富山市で2018年、警察官ら2人が殺害された富山中央署奥田交番襲撃事件で、強盗殺人罪などに問われた元自衛官島津

慧大
( けいた ) 被告(24)の裁判員裁判の第6回公判が28日、富山地裁であった。被告の両親は証人尋問で、「私どもの息子がこのような重大事件を起こし、取り返しのつかないことをした。本当に申し訳ありません」と遺族に謝罪した。
両親はそれぞれ

遮蔽
( しゃへい ) 板で覆われ、傍聴席からは見えない形で尋問に臨んだ。最初に証言台に立った母親は冒頭、「親としてどうしていいか分からないが、まずおわびしたい」と述べた。父親は「(遺族には)最愛の人を亡くし、申し訳ないという言葉しか出てこない」とわびた。
尋問では、被告の発達障害に関する質問が相次いだ。検察側は初公判の冒頭陳述で、発達障害の犯行への影響は「限定的」とする一方、弁護側は「様々な影響を与えた」と主張していた。
両親によると、被告は中学入学後、いじめに遭うようになり、2年時からは不登校になった。この頃から家族に暴行を加えたり、自宅の壁を壊したりしていた。中学卒業直後には、両親とも被告に殴られてあばら骨にひびが入るけがを負ったほか、同居の祖母や姉も殴られたことがあったという。
母親は当時、集団行動になじめず暴力を振るう被告の発達障害を疑って精神科医に診せたが、診断名は付かなかった。被告の発達障害を認識したのは事件後の精神鑑定だったといい、「自分がちゃんとした対応をできていたら、こんなことにはなっていない」と悔やんだ。

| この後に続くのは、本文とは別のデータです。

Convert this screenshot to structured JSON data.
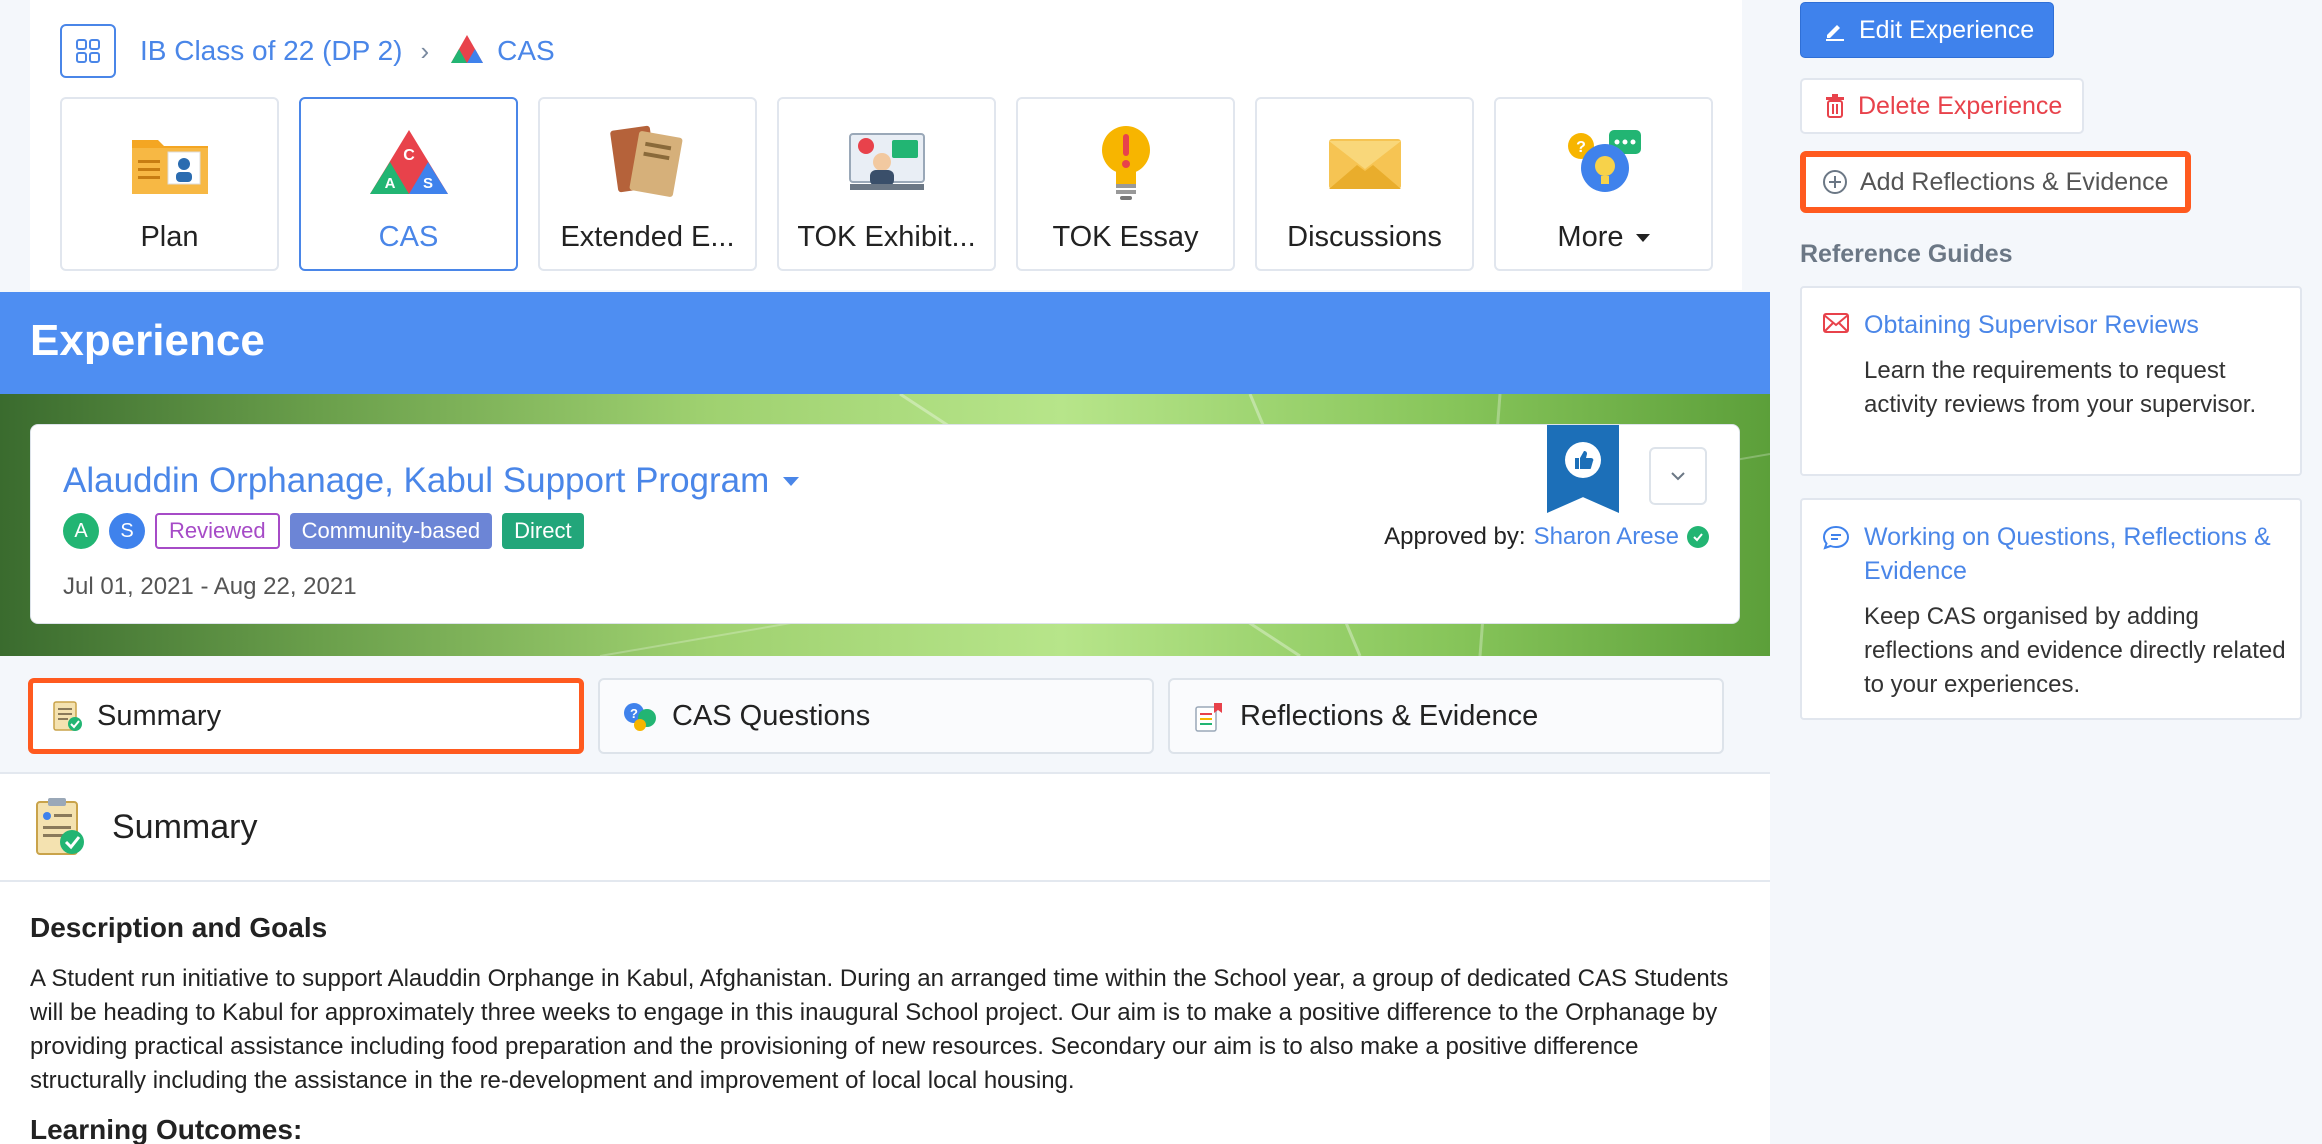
{
  "breadcrumb": {
    "class_name": "IB Class of 22 (DP 2)",
    "current": "CAS"
  },
  "tiles": [
    {
      "label": "Plan",
      "icon": "folder-plan-icon"
    },
    {
      "label": "CAS",
      "icon": "cas-triangle-icon",
      "active": true
    },
    {
      "label": "Extended E...",
      "icon": "books-icon"
    },
    {
      "label": "TOK Exhibit...",
      "icon": "presentation-icon"
    },
    {
      "label": "TOK Essay",
      "icon": "lightbulb-icon"
    },
    {
      "label": "Discussions",
      "icon": "envelope-icon"
    },
    {
      "label": "More",
      "icon": "chat-bulb-icon"
    }
  ],
  "experience": {
    "header": "Experience",
    "name": "Alauddin Orphanage, Kabul Support Program",
    "avatars": [
      "A",
      "S"
    ],
    "status_badge": "Reviewed",
    "type_badge": "Community-based",
    "mode_badge": "Direct",
    "dates": "Jul 01, 2021 - Aug 22, 2021",
    "approved_label": "Approved by:",
    "approved_by": "Sharon Arese"
  },
  "section_tabs": [
    {
      "label": "Summary",
      "active": true
    },
    {
      "label": "CAS Questions"
    },
    {
      "label": "Reflections & Evidence"
    }
  ],
  "summary": {
    "title": "Summary",
    "description_heading": "Description and Goals",
    "description": "A Student run initiative to support Alauddin Orphange in Kabul, Afghanistan. During an arranged time within the School year, a group of dedicated CAS Students will be heading to Kabul for approximately three weeks to engage in this inaugural School project. Our aim is to make a positive difference to the Orphanage by providing practical assistance including food preparation and the provisioning of new resources. Secondary our aim is to also make a positive difference structurally including the assistance in the re-development and improvement of local local housing.",
    "learning_outcomes_heading": "Learning Outcomes:"
  },
  "sidebar": {
    "edit_label": "Edit Experience",
    "delete_label": "Delete Experience",
    "add_label": "Add Reflections & Evidence",
    "reference_heading": "Reference Guides",
    "guides": [
      {
        "title": "Obtaining Supervisor Reviews",
        "description": "Learn the requirements to request activity reviews from your supervisor.",
        "icon": "envelope-outline-icon"
      },
      {
        "title": "Working on Questions, Reflections & Evidence",
        "description": "Keep CAS organised by adding reflections and evidence directly related to your experiences.",
        "icon": "chat-bubble-icon"
      }
    ]
  },
  "colors": {
    "accent": "#4a86e8",
    "banner": "#4e8ef2",
    "highlight": "#ff5a1f",
    "danger": "#e8424b"
  }
}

事件後、母親の面会に応じた被告は、「自分の訓練不足だった」と述べるなど事件の反省点を挙げ、遺族への謝罪の言葉はなかった。また、取り調べを行う検察官について「殺してやる」と話し、敵意を抱いているように感じたという。
被告は初公判から一度も言葉を発しておらず、この日もじっと前を向いたまま両親の証言を聞いていた。
次回公判は29日で、被告人質問が行われる。